Globally-known London-based product and design consultancy Berg has become best known for its work with major tech companies such as Apple and Twitter, as well as it’s now famous “Little Printer” design which captured the collective imagination of the tech world last year. The tiny device that could print out any kind of information you wanted from the web became a physical manifestation of how web services might interface with the ‘real world’. But it turns out that the Little Printer set BERG’s founders’ minds racing towards a new strategy – the ultimate pivot from the agency/client model to becoming a product-based startup with a cloud platform. BERG London is poised to become Berg Cloud, described as a ‘nervous system for connected products’ built to run at scale’. As an example of this platform running, BERG has produced a “Twitter Clock”, being presented in London today to advertising agencies that work with Twitter, which can be programmed to make three birds appear indicating Retweets of an account or other similar alerts.

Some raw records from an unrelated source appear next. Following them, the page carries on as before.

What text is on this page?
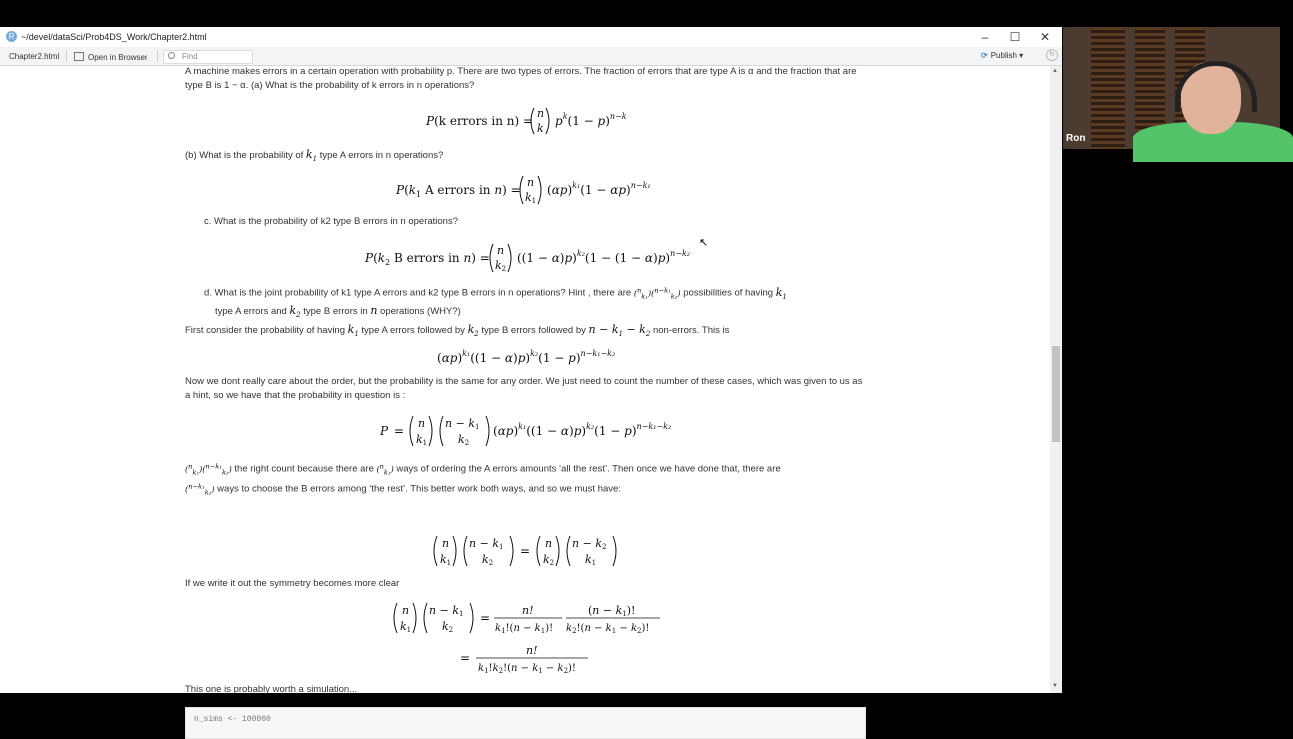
R ~/devel/dataSci/Prob4DS_Work/Chapter2.html	–	☐	✕
Chapter2.html	Open in Browser	Find	⟳ Publish ▾	↻
A machine makes errors in a certain operation with probability p. There are two types of errors. The fraction of errors that are type A is α and the fraction that are type B is 1 − α. (a) What is the probability of k errors in n operations?
P(k errors in n) =
n
k
$p^k(1 - p)^{n-k}$
(b) What is the probability of $k_1$ type A errors in n operations?
$P(k_1$ A errors in n) =
n
k1
$(\alpha p)^{k_1}(1 - \alpha p)^{n-k_1}$
c. What is the probability of k2 type B errors in n operations?
$P(k_2$ B errors in n) =
n
k2
$((1 - \alpha)p)^{k_2}(1 - (1 - \alpha)p)^{n-k_2}$
d. What is the joint probability of k1 type A errors and k2 type B errors in n operations? Hint , there are ($^n_{k_1}$)($^{n-k_1}_{k_2}$) possibilities of having $k_1$
type A errors and $k_2$ type B errors in n operations (WHY?)
First consider the probability of having $k_1$ type A errors followed by $k_2$ type B errors followed by $n - k_1 - k_2$ non-errors. This is
$(\alpha p)^{k_1}((1 - \alpha)p)^{k_2}(1 - p)^{n-k_1-k_2}$
Now we dont really care about the order, but the probability is the same for any order. We just need to count the number of these cases, which was given to us as a hint, so we have that the probability in question is :
P =
n
k1
n − k1
k2
$(\alpha p)^{k_1}((1 - \alpha)p)^{k_2}(1 - p)^{n-k_1-k_2}$
($^n_{k_1}$)($^{n-k_1}_{k_2}$) the right count because there are ($^n_{k_1}$) ways of ordering the A errors amounts ‘all the rest’. Then once we have done that, there are
($^{n-k_1}_{k_2}$) ways to choose the B errors among ‘the rest’. This better work both ways, and so we must have:
n
k1
n − k1
k2
=
n
k2
n − k2
k1
If we write it out the symmetry becomes more clear
n
k1
n − k1
k2
=
n!
$k_1!(n - k_1)$!
(n − k1)!
$k_2!(n - k_1 - k_2)$!
=
n!
$k_1!k_2!(n - k_1 - k_2)$!
This one is probably worth a simulation...
n_sims <- 100000
▲
▼
↖
Ron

BERG Cloud aims to be an “operating system for connected products”. What we saw, cofounder and CEO Matt Webb told me in an exclusive interview, is the emergence of a platform that could control everything from the Little Printer to the signage in a city, to home electronics and automation inside businesses. Up for grabs will also be services like fleet management.
“Web connected products are smarter, more social and more alive. As hardware and the cloud meet, new product categories are born and new business models are enabled. The network is the new electricity,” said Webb.
But he correctly pointed out that building and sharing these connected products is going to be complex and expensive without a platform.
Other companies playing in this space include some pretty big names already: Twine, Belkin (which has acquired Linksys), Google with its ‘Android At Home’ product, Amazon with its connected chip in the Kindle, and Apple with its push for Bluetooth 4. In other words, others have identified that this is indeed going to be a very big market. We’re talking about building the platform for the Internet of Things.
But there is also space for a platform which is so open that creators of new products will just naturally use it to prototype new products. BERG Cloud hopes to provide that potential.
Webb wants BERG Cloud to make life “easier for developers, and more intuitive for users” not just by bundling technology but by building their own products as well on the platform
BERG Cloud will be aimed at products which need to communicate with the Web at any time as opposed to personal smartphone peripherals such as those used by Bluetooth 4.
It will employ end to end encrypted connectivity using Zigbee wireless which is low power and low bandwidth. You can’t stream video over Zigbee, but you can make battery powered connected products.
BERG Cloud is also planning to provide the wireless chip for products (which run the BERG Cloud firmware), and the BERG Cloud Bridge which connects to the office router or home broadband router by ethernet, and establishes the Zigbee wireless network.
For developers, their hardware will have a Web API at bergcloud.com, so they can bring their product to life by developing a backend website and a mobile user interface, detailed here.
There will also be resources for companies that want to product BERG Cloud-powered ‘shields’ for Arduino, Raspberry Pi and mbed run devices.
All in all it is a major pivot into a brand new business model for BERG, joining the startups that BERG and Webb himself have been such vocal and supportive proponents of in the “Silicon Roundabout” area of East London, also know as Tech City.